UNSW scientists have led research at the Riversleigh World Heritage Fossil Site for 37 years.
“What makes this study of mechanical capacity possible is also what makes Riversleigh globally so stunning – a deliciously high biodiversity of weird and wonderful creatures, and simply extraordinary preservation,” says study author, Professor Mike Archer, of the UNSW School of Biological, Earth and Environmental Sciences.
The 15 million year old cave deposit, AL90 Site, where the Nimbacinus was found, has produced many hundreds of well-preserved fossils.
“It was a very exciting deposit to work, with skulls and skeletons popping up all over the place as we excavated each ancient floor, one on top of another, that had filled up the cave. And of course it’s just one of more than 200 fossil-rich sites spanning the last 26 million years at Riversleigh, with more new sites being found every year,” says Professor Archer.
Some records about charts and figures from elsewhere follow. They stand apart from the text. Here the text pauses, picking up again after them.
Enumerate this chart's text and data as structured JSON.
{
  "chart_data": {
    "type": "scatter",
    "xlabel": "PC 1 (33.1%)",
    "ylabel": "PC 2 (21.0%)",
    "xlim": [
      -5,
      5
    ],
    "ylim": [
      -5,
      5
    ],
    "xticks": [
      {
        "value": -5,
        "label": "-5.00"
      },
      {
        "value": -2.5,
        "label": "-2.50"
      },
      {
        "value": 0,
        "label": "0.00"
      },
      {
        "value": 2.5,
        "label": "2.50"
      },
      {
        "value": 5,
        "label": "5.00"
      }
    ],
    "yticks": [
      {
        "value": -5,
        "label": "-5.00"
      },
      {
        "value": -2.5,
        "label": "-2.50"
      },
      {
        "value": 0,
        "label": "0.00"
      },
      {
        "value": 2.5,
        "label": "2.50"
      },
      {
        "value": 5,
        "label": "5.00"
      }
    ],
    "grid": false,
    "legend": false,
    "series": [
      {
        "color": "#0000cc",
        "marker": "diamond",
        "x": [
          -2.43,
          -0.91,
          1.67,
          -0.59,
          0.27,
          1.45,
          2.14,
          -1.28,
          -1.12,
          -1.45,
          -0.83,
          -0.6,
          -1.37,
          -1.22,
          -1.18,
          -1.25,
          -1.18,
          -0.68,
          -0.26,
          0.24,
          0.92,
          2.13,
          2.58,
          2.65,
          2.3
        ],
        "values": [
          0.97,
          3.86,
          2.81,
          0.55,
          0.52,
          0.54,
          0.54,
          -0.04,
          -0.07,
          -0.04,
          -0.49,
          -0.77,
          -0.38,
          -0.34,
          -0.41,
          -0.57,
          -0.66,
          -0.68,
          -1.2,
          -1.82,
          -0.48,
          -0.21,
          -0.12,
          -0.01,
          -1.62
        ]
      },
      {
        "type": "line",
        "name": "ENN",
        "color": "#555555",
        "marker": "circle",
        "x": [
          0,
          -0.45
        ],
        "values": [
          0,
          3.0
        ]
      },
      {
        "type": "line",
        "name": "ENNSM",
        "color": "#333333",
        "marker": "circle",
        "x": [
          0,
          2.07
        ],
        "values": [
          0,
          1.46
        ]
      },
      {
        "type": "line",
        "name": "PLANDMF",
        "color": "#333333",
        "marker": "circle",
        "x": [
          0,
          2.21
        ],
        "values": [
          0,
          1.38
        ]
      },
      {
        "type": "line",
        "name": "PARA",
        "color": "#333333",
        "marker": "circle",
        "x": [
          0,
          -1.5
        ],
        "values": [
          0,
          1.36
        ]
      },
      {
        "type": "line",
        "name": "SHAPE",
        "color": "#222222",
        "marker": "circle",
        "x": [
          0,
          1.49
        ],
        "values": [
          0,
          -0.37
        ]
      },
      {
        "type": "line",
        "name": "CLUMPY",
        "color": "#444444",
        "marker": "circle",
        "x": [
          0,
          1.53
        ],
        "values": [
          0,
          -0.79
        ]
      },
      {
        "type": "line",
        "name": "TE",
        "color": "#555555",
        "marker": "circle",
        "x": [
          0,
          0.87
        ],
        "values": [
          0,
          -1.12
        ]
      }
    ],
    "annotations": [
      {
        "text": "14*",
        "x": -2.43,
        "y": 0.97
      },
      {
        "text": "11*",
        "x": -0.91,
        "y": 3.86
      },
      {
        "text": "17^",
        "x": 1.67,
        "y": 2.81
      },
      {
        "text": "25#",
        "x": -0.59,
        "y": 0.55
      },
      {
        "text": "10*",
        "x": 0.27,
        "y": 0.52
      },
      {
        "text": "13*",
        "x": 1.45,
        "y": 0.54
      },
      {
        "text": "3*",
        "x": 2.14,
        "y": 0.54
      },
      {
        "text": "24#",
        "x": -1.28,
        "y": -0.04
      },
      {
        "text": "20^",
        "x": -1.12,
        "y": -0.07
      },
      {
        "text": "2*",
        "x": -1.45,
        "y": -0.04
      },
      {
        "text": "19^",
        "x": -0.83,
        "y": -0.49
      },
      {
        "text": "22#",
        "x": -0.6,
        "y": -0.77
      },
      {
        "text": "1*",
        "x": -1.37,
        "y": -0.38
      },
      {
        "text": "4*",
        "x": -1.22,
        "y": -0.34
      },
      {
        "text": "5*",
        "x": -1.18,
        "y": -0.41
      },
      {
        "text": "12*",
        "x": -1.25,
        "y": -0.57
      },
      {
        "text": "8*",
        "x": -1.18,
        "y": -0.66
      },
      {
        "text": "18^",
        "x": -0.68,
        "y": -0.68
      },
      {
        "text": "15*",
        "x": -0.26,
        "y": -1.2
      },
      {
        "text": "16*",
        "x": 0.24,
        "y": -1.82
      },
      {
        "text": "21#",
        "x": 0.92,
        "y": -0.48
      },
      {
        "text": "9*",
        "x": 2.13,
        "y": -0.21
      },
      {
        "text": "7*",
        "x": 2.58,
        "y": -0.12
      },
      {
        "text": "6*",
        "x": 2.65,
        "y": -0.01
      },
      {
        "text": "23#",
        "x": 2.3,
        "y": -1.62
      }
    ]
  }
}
“The Nimbacinus skeleton was one of the first and most amazing things we encountered in the AL90 deposit. Apart from the modern species, it is the only other extinct thylacinid skeleton known and has provided many insights into the evolutionary origins and behaviours of Australia’s carnivorous marsupials.
“We found, from the posture of the skeleton, that it had given up trying to get out of the cave into which it had fallen so long ago. It had folded its arms, and put its head down for a quiet little 15 million-year-long nap. Hence, we nick-named it the ‘Philosophical Thylacine’,” Professor Archer says.